Designed and developed a high-throughput sequential decision engine for a cloud computing decision platform, delivering real-time sequential decisions for resource provisioning and scheduling under high-throughput, high-frequency runtime workloads. This ongoing stealth pilot applies deep reinforcement learning at systems scale—bridging algorithm design, distributed GPU training, and safety-aware policy alignment.
Key Technologies: PyTorch · Branching Dueling Q-Network (BDQ) · HF Accelerate · DeepSpeed · Ray Train/Serve · DDP · Preference Alignment
System Overview & Sequential Decision Loop
The engine formulates provisioning and scheduling on the platform as a Markov Decision Process (MDP): a macro information encoder and a micro information encoder process the heterogeneous platform observability in parallel—the former aggregating platform level signals, the latter capturing fast local observations—before fusion into the Actor-Critic backbone. The primary head emits discrete control actions; a parallel preference alignment auxiliary network regularizes the shared policy representation for safety and preference constraints. Decisions run at millisecond-scale intervals, balancing throughput, tail latency, and resource utilization.

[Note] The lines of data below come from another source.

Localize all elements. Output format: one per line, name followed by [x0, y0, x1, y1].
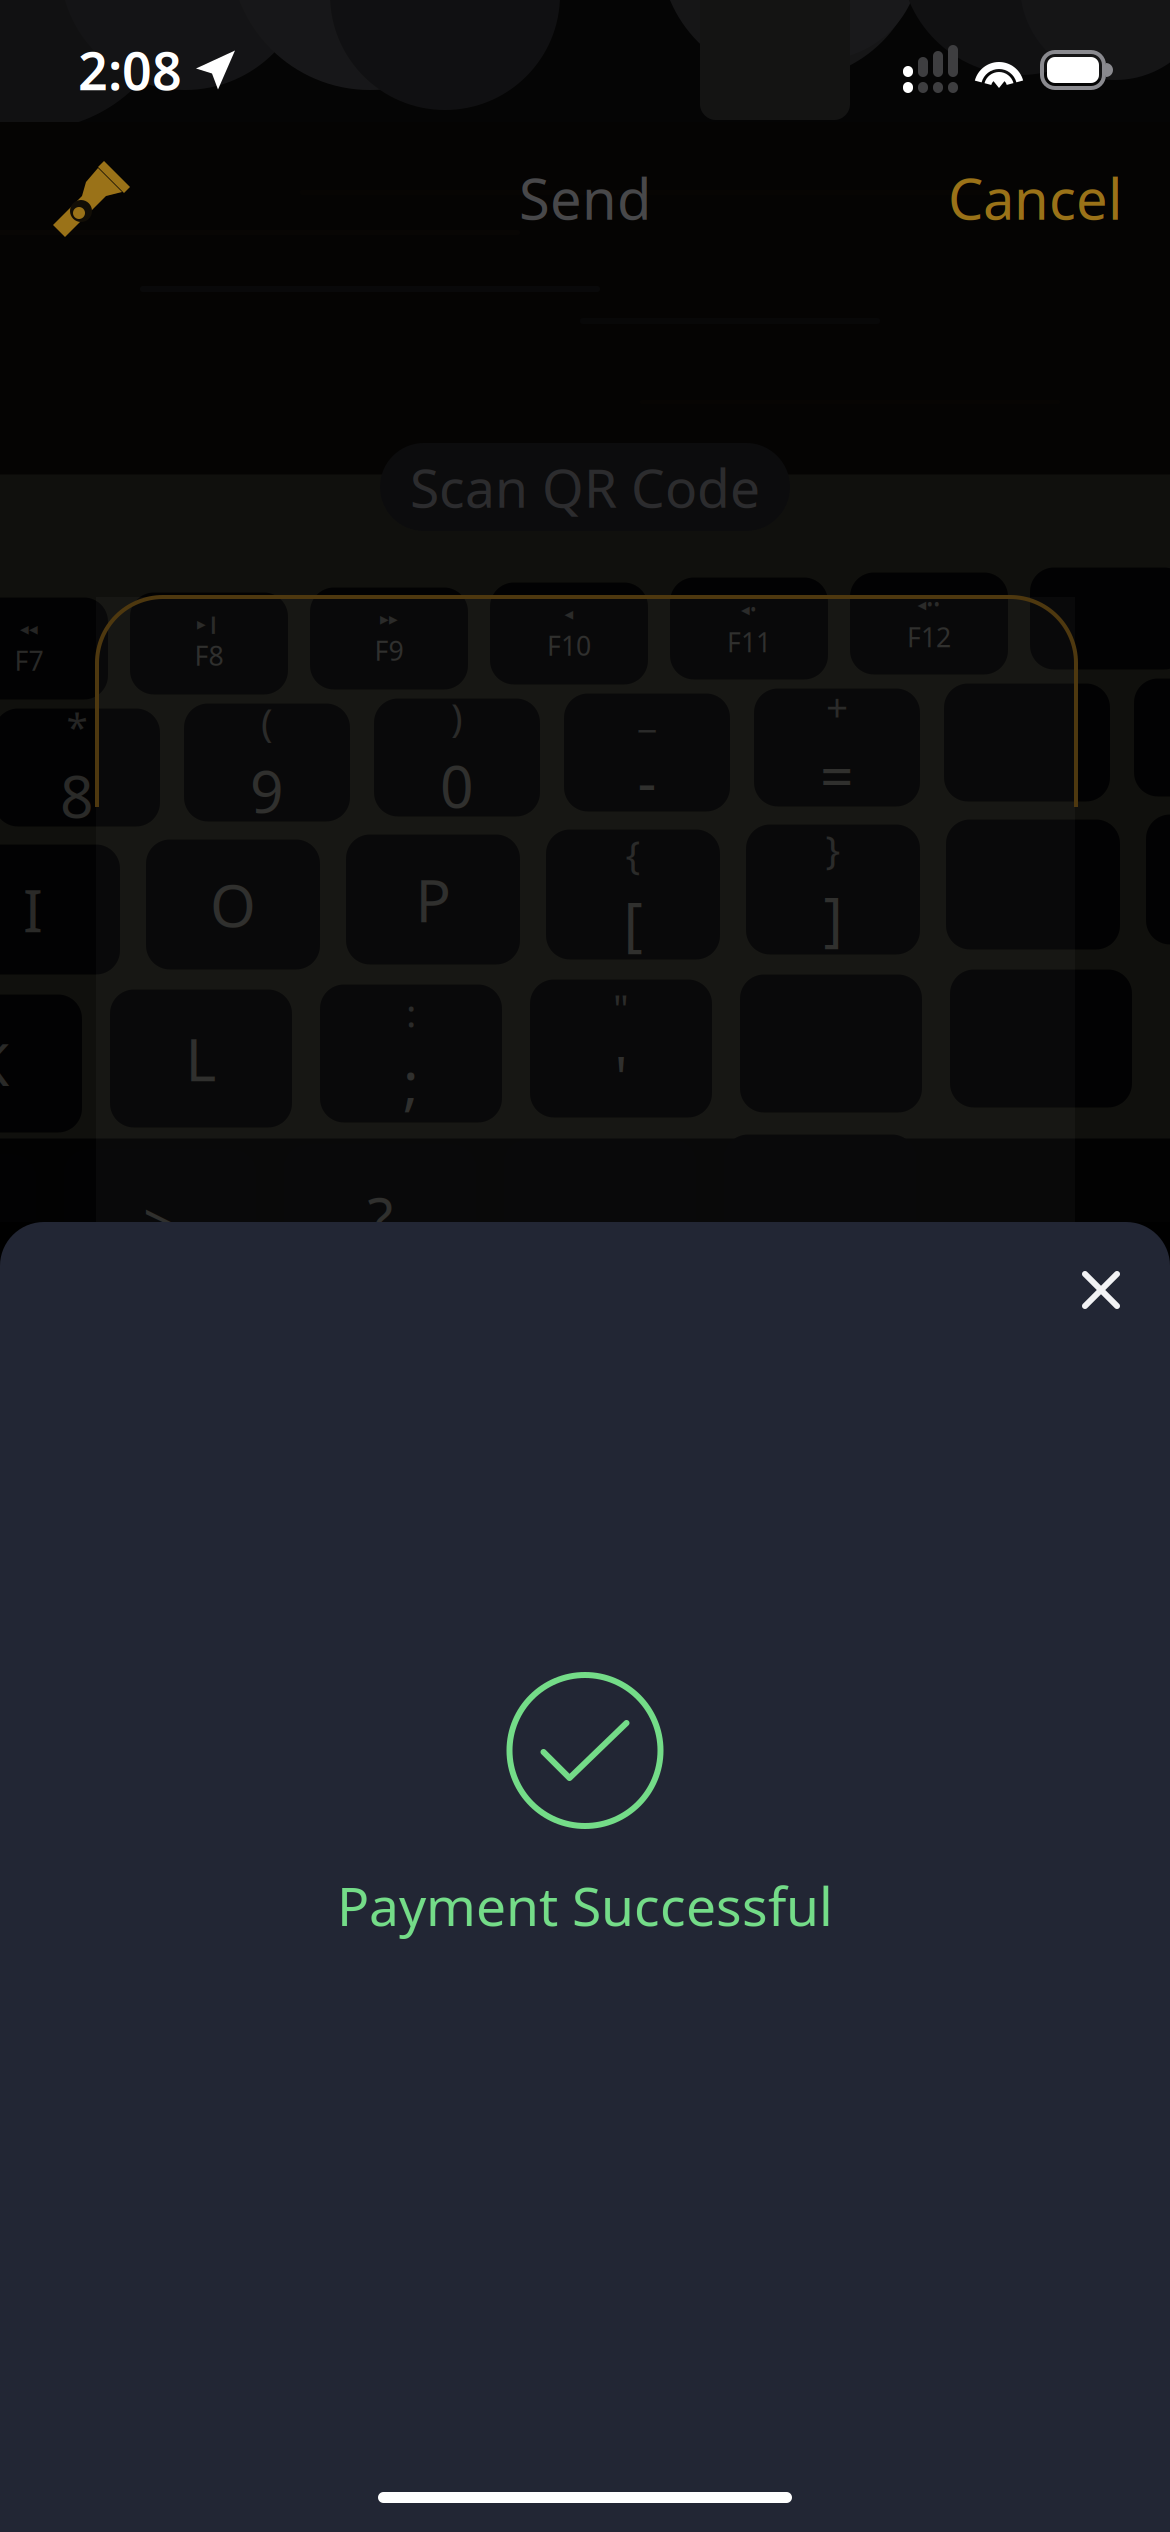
staticText: F9: [374, 633, 404, 668]
staticText: O: [210, 866, 256, 943]
staticText: ◂◂: [20, 619, 38, 639]
staticText: }: [826, 823, 840, 874]
staticText: (: [261, 696, 273, 747]
staticText: L: [186, 1020, 216, 1097]
staticText: :: [406, 987, 416, 1038]
staticText: ◂•: [741, 597, 757, 620]
button[interactable]: Send: [425, 146, 745, 250]
staticText: {: [626, 828, 640, 879]
staticText: -: [638, 741, 656, 819]
staticText: ]: [824, 878, 842, 956]
staticText: Send: [519, 161, 651, 235]
staticText: [: [624, 883, 642, 961]
staticText: ": [613, 982, 629, 1033]
staticText: Payment Successful: [337, 1870, 833, 1941]
staticText: Scan QR Code: [410, 452, 760, 522]
staticText: F7: [14, 643, 44, 678]
staticText: ': [614, 1037, 628, 1115]
staticText: 0: [440, 746, 474, 824]
staticText: 2:08: [78, 36, 182, 105]
staticText: >: [143, 1184, 177, 1261]
staticText: ◂: [564, 604, 574, 624]
staticText: ?: [368, 1178, 392, 1256]
button[interactable]: Cancel: [948, 146, 1170, 250]
staticText: ▸❙: [197, 614, 221, 634]
staticText: +: [826, 681, 848, 732]
button[interactable]: Scan QR Code: [380, 443, 790, 531]
staticText: F8: [194, 638, 224, 673]
staticText: Cancel: [948, 161, 1122, 235]
staticText: ◂••: [918, 592, 940, 615]
staticText: _: [638, 686, 656, 737]
staticText: 8: [60, 756, 94, 834]
staticText: I: [23, 870, 43, 948]
staticText: F12: [907, 619, 951, 655]
staticText: F10: [547, 628, 591, 663]
staticText: ▸▸: [380, 609, 398, 629]
staticText: ): [451, 691, 463, 742]
staticText: P: [416, 860, 450, 938]
staticText: ;: [403, 1042, 419, 1120]
staticText: K: [0, 1024, 9, 1102]
button[interactable]: Close: [1056, 1245, 1146, 1335]
staticText: *: [66, 701, 88, 752]
staticText: 9: [250, 751, 284, 829]
button[interactable]: Flashlight: [0, 156, 162, 240]
staticText: F11: [727, 624, 771, 660]
staticText: =: [820, 736, 854, 814]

Decision Loop: Platform observability feeds macro and micro encoders in parallel; fused representations enter the BDQ backbone. The primary head emits control actions; a preference alignment auxiliary network runs in parallel on the shared representation; transitions land in a GPU-resident replay buffer for distributed off-policy updates.
Core Technical Contributions
1. Branching Dueling Q-Network (BDQ) Actor-Critic Engine
- Parallel State Encoding: A macro information encoder and a micro information encoder process the heterogeneous platform observability in parallel, extracting macro signals and fast micro features before fusion into the BDQ backbone.
- Dual-Head Outputs: The Actor-Critic primary head emits discrete control actions; a preference alignment auxiliary network runs in parallel on the shared policy representation to enforce safety and preference constraints during training.
- Architecture: Implemented an Actor-Critic stack with Dueling Advantage decomposition to stabilize Q-value estimation when action spaces branch across concurrent control dimensions (e.g., capacity tiers, priority weights, policy levels).
- Branching Actions: Used a Branching Dueling Q-Network (BDQ) formulation so the agent factorizes multi-dimensional control signals instead of flattening them into an exponentially large discrete space—preserving sample efficiency under sparse, delayed rewards typical of platform sequential decision problems.
2. Distributed Training at Scale
- Multi-Node GPU Clusters: Scaled training across multi-node GPU clusters using Hugging Face Accelerate, Distributed Data Parallel (DDP), and DeepSpeed (ZeRO-2) to partition optimizer states and sustain high throughput on large replay batches.
- Ray Train / Ray Serve: Orchestrated experiment sweeps and serving prototypes with Ray Train and Ray Serve, separating offline policy improvement from low-latency online inference paths during pilot evaluation.
Training stack (schematic): Ray Train schedules a multi-node job across GPU workers; within the same run, each worker executes PyTorch via Accelerate with DDP gradient synchronization and DeepSpeed ZeRO-2 optimizer-state sharding. Ray Serve (online inference) is a separate path and omitted here.
3. GPU-Resident Replay Buffer
- Zero-Copy Training Path: Designed a GPU-resident replay buffer so experience tuples remain device-local across sampling and gradient steps—eliminating CPU→GPU copy overheads that otherwise dominate short-horizon, high-frequency DRL workloads.
- Throughput Impact: Keeping transitions on-device improved effective training throughput during pilot benchmarks where decision cadence and batch sampling rates approached HPC-style duty cycles.
4. RLHF-Style Preference Alignment Network
- Safety Regularization: Built an auxiliary preference alignment network (RLHF-style) to regularize shared policy representations against predefined safety bounds—penalizing action trajectories that violate latency SLOs, overload thresholds, or fairness constraints during exploration.
- Human-in-the-Loop Ready: The alignment module accepts ranked trajectory pairs from operator feedback, enabling iterative policy refinement without destabilizing the core BDQ critic during stealth pilot iterations.
Dual-head multi-objective (schematic): The main branch flows horizontally left-to-right: shared BDQ representation → Primary output network → control actions → RL objective. The Auxiliary preference-alignment network drops down in an L-shaped path from the shared trunk (width aligned from Primary left edge to Control right edge) into a preference regularizer vertically aligned with the RL objective; ranked pairs (A ≻ B) inject into the aux head without destabilizing the core critic.
Engineering Takeaways
- Systems + RL: Demonstrated end-to-end ownership from MDP formulation and branching action design through distributed PyTorch training and serving prototypes.